Standard-Setting and the Failure of Price Competition
Alan J. Devlin
Latham & Watkins
July 4, 2009
New York University Annual Survey of American Law, Vol. 65, p. 217, 2009
Standard-setting organizations (SSOs) play a role of immense importance in high technology markets. The interoperability facilitated by these entities produces scale efficiencies, bypasses the wasteful competition associated with 'winner takes all' markets, allows the introduction of open standards free from proprietary control, and charts a navigable path through the infamous patent thicket. Yet, for all these benefits, SSOs display a dearth of ex ante royalty competition between purveyors of competing technologies.
Given the threat of ex post hold-up by intellectual property holders, the loss of price competition that would yield binding ex ante contractual commitments is a serious one. The cost, however, is not inevitable. SSOs could spur rivalry between holders of substitute technologies in numerous ways, many of which would readily capture the efficiencies of open market price competition. Nevertheless, such entities invariably prohibit their members from discussing royalties in any way. The cause: An unlikely villain in the form of antitrust. Fearing liability for discussing price, SSOs instead require royalty-free (RF) or reasonable and non-discriminatory (RAND) licensing by its members. The idea, of course, is that a binding ex ante commitment to license others at no more than a 'reasonable' royalty rate will temper the ensuing market power bestowed on an IP-holder whose rights are infringed by a chosen standard. Thus, one would expect RAND licensing to serve a critical function in the SSO process.

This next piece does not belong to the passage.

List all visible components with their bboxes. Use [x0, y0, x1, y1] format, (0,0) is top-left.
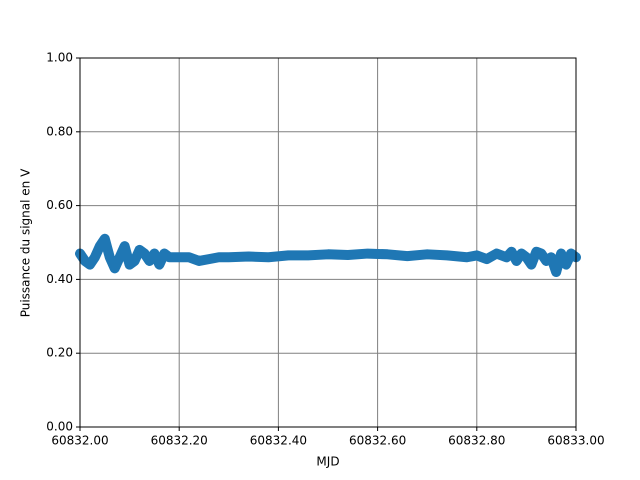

Unfortunately, the RAND concept is defunct, illusory, lacking in any semblance of objectivity, and emasculated in part by its lack of enforceability. In short, RAND is an inefficacious substitute for ex ante royalty-specific constraints. Given that the majority of IP-holders will require some compensation for the infringement of their rights by a collectively established standard - thus rendering RF licensing ill-suited to many situations - the failure of RAND to impose a meaningful constraint on ex post monopoly lock-in is a serious shortcoming.
This Article contrasts the SSO with alternative standard setting processes, examines the importance of price competition in network effect driven markets, and asks how intellectual property and antitrust policy should seek to address the critical failure of RAND licensing. In particular, there is a pressing need for reduced antitrust oversight with regard to royalty negotiation. Having established this normative foundation, the Article traces recent steps taken by the legislative, judicial, and executive branches to remedy the problem and compares these measures with the social optimum. Ultimately, it concludes that RAND licensing should be discarded as an SSO practice. In this regard, the 2008 decision of the D.C. Circuit in Rambus, Inc. v. FTC is highly notable, certainly for its undermining of the Third Circuit’s 2007 holding in Qualcomm, but more fundamentally for its status as a squandered opportunity.